I told Tenny about it when she came into the sterilizing room, where I was finishing up.
‘I felt such a fool,’ I explained.
‘Oh, he makes you feel like that,’ said she; ‘he is so awfully good-looking and so fascinating. He ought not to be a doctor. He ought to have been a Rudolf Valentino ‒ I always think he looks awfully like Valentino, don’t you? The odd thing is that he hasn’t any time for women and he makes that pretty plain before you know him very long. He doesn’t like them.’
‘He seemed kind enough,’ I said.
‘Oh, yes, just kind enough, but nothing more. You’ll never get any further with Ray Harper, my girl, so don’t you fancy it.’
‘I’m not fancying it.’
A bell began to ring.
‘That’s little Mrs. Twenty-Four. Sometimes I feel that she rings that bell to spite me. The moment I have got a cup of tea, bang goes that bell. Half a moment,’ and off she went.
I sat there in the sterilizing room, still thinking about what she had said. I suppose it is because I am plain and rather simple that I never had expected to be attracted to any man, yet somehow this had suddenly happened to me. Ray Harper was somebody you went on thinking about. The way he looked at you, and those calm, almost dreadfully calm hands of his. I knew that I should never forget his fight for that woman’s life this afternoon, and undoubtedly he had saved her. It wasn’t as though I hadn’t seen big men operate before; I had, but I have never see
n anything so clever as the operation he had performed this afternoon.
But it was all stupid of me.
Quite early on in my training, when hordes of medical students were going round the wards, I had been warned by the Sister who lectured to us.
‘Never set your cap at a doctor, nurses; it doesn’t come off. Never think of a doctor as being anything but a machine, and think of yourselves as being part of the machine which helps him accomplish his task.’
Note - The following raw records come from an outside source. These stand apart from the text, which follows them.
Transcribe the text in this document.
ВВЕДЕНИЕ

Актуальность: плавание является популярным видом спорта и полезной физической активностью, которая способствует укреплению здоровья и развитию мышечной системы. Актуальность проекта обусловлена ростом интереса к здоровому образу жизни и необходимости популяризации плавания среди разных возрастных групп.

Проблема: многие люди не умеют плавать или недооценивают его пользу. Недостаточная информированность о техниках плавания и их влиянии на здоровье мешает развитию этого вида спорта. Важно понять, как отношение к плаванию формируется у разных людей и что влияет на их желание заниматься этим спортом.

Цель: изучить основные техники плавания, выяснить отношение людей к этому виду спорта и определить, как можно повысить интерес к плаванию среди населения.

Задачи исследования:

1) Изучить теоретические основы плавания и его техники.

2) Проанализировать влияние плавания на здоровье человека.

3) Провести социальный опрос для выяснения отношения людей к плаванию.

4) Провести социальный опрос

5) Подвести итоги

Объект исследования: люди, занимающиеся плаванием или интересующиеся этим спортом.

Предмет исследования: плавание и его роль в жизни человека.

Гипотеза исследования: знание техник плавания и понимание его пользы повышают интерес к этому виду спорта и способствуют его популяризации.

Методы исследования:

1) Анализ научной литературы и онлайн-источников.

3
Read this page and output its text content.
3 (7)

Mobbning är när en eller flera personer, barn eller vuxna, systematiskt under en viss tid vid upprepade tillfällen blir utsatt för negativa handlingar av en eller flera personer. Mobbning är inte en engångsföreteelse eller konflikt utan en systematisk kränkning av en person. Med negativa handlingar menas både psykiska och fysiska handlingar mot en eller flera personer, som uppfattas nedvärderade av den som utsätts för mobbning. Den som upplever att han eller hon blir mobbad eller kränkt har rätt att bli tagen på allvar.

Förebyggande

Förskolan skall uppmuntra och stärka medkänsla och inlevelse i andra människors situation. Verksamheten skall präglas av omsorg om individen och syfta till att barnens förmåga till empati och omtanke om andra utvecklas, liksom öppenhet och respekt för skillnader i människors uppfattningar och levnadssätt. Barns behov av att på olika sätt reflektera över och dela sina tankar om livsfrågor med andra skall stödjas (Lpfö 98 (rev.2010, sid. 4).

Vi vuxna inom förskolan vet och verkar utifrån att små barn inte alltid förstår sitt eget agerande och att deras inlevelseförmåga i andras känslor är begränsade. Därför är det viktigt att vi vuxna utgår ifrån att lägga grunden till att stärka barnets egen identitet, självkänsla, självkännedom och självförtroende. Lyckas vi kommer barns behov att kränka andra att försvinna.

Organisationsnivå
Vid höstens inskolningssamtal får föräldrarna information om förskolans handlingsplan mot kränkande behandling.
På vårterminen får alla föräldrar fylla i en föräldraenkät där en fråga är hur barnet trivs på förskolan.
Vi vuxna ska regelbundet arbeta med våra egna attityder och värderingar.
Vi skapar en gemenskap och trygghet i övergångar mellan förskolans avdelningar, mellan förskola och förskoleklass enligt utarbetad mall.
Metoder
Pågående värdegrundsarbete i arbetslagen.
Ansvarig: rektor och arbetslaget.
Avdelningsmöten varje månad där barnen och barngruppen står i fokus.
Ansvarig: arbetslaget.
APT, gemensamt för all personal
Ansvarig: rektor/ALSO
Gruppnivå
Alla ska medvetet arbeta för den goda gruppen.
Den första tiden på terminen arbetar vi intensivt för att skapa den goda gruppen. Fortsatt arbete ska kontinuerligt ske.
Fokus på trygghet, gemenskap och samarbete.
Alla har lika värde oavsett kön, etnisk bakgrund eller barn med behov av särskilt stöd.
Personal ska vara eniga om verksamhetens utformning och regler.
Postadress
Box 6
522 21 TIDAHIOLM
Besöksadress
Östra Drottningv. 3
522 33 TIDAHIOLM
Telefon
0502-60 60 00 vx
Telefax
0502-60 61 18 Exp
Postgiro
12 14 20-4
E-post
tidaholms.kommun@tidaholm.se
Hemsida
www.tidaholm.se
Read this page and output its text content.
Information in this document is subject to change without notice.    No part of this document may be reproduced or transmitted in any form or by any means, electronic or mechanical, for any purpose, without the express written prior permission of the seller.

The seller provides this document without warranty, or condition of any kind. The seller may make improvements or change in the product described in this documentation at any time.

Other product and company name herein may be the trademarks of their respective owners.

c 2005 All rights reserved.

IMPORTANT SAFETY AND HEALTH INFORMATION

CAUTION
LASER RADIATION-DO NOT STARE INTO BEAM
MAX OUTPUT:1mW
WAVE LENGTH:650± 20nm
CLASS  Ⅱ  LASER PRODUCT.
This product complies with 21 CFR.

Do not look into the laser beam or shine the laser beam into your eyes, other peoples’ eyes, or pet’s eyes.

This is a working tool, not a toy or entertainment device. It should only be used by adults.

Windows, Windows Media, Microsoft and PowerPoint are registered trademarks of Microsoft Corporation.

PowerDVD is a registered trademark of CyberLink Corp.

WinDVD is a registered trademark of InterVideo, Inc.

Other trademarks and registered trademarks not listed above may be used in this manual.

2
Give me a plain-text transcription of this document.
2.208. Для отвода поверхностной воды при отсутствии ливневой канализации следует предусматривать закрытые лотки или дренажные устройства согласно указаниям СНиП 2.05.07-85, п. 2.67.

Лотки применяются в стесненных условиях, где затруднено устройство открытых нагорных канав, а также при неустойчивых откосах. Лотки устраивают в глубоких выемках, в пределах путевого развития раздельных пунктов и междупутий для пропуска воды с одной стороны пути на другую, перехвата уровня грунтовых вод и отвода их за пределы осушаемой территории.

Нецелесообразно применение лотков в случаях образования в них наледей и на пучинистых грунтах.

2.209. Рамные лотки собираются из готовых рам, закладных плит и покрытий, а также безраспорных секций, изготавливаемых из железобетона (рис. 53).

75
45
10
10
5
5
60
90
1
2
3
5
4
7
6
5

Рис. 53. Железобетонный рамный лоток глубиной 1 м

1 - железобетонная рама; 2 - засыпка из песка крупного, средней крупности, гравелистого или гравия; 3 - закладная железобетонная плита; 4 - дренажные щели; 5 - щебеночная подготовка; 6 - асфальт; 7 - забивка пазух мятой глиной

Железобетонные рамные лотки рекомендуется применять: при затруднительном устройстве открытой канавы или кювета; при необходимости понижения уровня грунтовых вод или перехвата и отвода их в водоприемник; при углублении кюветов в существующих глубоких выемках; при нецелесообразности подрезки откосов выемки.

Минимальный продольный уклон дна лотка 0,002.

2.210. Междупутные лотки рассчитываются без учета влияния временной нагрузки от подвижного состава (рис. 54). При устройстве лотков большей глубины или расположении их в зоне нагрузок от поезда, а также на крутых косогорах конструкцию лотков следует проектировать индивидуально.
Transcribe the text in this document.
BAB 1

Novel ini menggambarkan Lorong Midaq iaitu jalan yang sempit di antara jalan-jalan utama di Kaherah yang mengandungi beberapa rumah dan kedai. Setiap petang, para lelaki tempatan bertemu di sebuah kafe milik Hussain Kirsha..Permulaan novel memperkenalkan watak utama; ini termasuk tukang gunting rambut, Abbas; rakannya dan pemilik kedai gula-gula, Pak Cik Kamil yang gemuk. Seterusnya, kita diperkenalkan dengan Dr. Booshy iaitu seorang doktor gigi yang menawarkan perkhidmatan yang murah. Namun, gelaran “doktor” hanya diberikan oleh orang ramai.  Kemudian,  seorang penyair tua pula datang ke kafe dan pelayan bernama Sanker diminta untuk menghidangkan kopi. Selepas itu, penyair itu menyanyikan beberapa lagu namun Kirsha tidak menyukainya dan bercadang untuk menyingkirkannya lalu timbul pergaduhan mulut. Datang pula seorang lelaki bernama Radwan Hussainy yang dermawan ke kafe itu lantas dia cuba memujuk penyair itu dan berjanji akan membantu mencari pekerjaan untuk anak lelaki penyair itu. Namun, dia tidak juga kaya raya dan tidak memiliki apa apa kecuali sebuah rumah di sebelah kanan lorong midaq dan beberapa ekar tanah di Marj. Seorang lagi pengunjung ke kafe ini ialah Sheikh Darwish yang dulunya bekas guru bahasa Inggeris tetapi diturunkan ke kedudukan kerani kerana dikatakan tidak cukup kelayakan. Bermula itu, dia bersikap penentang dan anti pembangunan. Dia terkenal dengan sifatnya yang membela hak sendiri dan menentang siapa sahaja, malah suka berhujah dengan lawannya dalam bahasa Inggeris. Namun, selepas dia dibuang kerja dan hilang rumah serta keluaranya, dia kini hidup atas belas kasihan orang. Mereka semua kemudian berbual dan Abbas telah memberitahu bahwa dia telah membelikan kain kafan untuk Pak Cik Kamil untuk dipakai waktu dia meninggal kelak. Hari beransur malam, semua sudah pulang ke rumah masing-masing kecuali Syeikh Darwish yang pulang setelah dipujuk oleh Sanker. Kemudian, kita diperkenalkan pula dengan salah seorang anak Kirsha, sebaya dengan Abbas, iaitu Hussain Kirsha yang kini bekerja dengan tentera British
Somehow I could not think of Ray Harper as being only a machine.
‘You’ll get over it,’ said Tenny, coming back cheerfully; ‘you’ll find that when he snubs you you feel awful, but you’ll pull yourself together.’
‘It isn’t anything like that.’
‘Isn’t it? With most new nurses it is. But they all learn in time,’ and she laughed about it.
Just at first at the home I had so much work to do that I couldn’t think of him very often; at that time there seemed to be a large amount of emergency ops rushed in, and we were working from all hours. When I did think of Ray Harper, I was a little ashamed, because it was schoolgirlish and silly, and I had no right to be schoolgirlish and silly with my training.
Then suddenly I found him in the theatre again. That grim personality which actually compelled a patient to live. That haste and precision, the way he instantly stayed bleeding (he was the cleanest surgeon who came to us) and the way he relaxed directly the operation was over.
He always had a smile for me.
He always said, ‘Oh, hello, it’s you,’ when he sank back afterwards, with that tired look in his eyes, and those hands which had been so strong, and which suddenly seemed to have no life left in them.
‘You take too much out of yourself,’ I said one day; it was only about the third time I had seen him. ‘You give too much of yourself.’
And he answered, ‘My patients have a right to demand it of me, and I have no right to deny it to them. My job is to see them well again.’
Somehow then I saw that grimness, that bleak coldness which Tenny said he could put up between himself and any nurse who worried him. I did not talk of his personality again.